Over at Prawfsblawg, Ethan Leib has called attention to his new article (coauthored with James Brudney) on legislative underwrites: As the first part of the abstract explains:

This article introduces a widespread but virtually unacknowledged practice in Congress and state legislatures. Not only do legislatures override judicial decisions as part of an interbranch dialogue when they disagree with judicial rulings and doctrine; they also underwrite judicial decisions when they agree with those rulings. For all the literature on the adversarial communication evidenced through legislative overriding, there is not a single paper devoted to legislative underwrites that reflect more collaborative dimensions of the interbranch dialogue. This article begins to fill that void, and in so doing it frames practical and theoretical lessons for legislative, judicial, and scholarly audiences.

This is a very interesting piece, and I encourage you to read the whole thing.  Lieb and Brudney identify an important area of communication and cooperation between the legislative and judicial branches.  Interbranch communication as a general matter is understudied, and (as the authors note) when it is examined, it it usually in the context of collisions between the branches.

I do wish Leib and Brudney had given more substantial credit (beyond a brief mention) to a little-known but important “statutory housekeeping” program initiated nearly thirty years ago by Robert Katzmann when he was still heading the Governance Institute (an arm of the Brookings Institution). Through that program, the federal appellate courts transmitted to Congress selected judicial opinions identifying problems in the text of a statute — for example, statutory provisions containing ambiguous language, or statutes whose text required the court to fill a gap to determine their appropriate scope. The transmissions were purely informational: the courts did not comment on the enclosed opinions other than to say they might be of interest, and Congress was under no obligation to make any modifications to the statute.  A 2007 review of the program concluded that Congress was making sufficient use of the opinions to justify the program’s continuation.

The program itself was the product of close collaboration between the federal courts, key members of Congress, the administrative staffs of both the judicial and legislative branches, and the Governance Institute. As importantly, it set the stage for open communications between the Congress and the judiciary that was reasonably benign and suspicion-free.  Given the judiciary’s reluctance to engage Congress directly on most matters unless expressly invited to do so, the housekeeping protocols allowed courts to flag important statutory glitches for legislators without concern that they would be viewed as overstepping their bounds.  It was, in a sense, the equivalent of pointing out that someone’s shoe is untied — a small gesture, typically meant to gently assist, but which could be viewed as suspicious or even mocking if a relationship is strained or unfamiliar.

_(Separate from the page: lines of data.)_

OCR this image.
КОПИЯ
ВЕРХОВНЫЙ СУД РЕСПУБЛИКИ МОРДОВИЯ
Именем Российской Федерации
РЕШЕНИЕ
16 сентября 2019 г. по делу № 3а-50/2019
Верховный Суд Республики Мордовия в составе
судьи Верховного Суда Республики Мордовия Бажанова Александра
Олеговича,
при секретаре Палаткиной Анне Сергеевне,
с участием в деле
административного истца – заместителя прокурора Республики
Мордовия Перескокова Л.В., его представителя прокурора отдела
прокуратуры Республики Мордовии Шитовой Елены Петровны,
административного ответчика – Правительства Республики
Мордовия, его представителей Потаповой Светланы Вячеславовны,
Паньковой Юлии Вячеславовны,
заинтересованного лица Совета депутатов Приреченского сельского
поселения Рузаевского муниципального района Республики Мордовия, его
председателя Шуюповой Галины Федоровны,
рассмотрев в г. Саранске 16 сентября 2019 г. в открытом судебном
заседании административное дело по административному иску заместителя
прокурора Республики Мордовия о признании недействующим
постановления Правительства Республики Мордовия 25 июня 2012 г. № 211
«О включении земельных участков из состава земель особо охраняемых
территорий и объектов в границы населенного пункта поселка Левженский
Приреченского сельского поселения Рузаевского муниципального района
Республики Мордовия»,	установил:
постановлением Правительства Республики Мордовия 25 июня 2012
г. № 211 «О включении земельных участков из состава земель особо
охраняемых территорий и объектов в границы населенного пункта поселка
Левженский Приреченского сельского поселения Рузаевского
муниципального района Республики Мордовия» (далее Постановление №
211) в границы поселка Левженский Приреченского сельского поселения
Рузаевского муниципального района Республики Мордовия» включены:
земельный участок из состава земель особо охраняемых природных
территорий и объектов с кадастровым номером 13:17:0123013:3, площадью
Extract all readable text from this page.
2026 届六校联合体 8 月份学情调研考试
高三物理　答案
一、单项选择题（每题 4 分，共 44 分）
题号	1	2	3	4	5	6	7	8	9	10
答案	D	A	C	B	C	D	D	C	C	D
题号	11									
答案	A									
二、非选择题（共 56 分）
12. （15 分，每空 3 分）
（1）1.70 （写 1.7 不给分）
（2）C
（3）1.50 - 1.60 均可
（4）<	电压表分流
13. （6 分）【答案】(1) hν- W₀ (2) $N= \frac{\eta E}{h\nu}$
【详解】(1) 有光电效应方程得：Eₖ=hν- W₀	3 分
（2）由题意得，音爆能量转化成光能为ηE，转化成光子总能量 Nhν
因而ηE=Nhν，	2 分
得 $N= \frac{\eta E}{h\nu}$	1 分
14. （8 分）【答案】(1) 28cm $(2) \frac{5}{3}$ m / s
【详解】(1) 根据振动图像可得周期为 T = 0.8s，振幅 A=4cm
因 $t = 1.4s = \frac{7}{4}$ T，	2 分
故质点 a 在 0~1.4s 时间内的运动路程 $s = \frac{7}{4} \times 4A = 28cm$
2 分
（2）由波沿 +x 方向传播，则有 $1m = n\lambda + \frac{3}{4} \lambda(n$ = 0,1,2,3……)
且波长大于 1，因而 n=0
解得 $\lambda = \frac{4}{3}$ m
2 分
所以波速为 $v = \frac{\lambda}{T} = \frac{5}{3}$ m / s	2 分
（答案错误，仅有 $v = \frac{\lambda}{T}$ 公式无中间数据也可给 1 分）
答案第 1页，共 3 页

The legislative underwriting that Leib and Brudney identify is broader in scope and much more ambitious than mere “housekeeping” measures.  Among other things, they imagine transmissions that travel not just from the courts to Congress, but back the other way.  This is fair enough, but the eventual success of any more expansive underwriting program will owe a significant debt to the groundwork laid by the “statutory housekeeping” program. By exchanging information and communications frequently when the stakes are small, both entities have begun to build the trust to communicate and collaborate when the stakes are larger.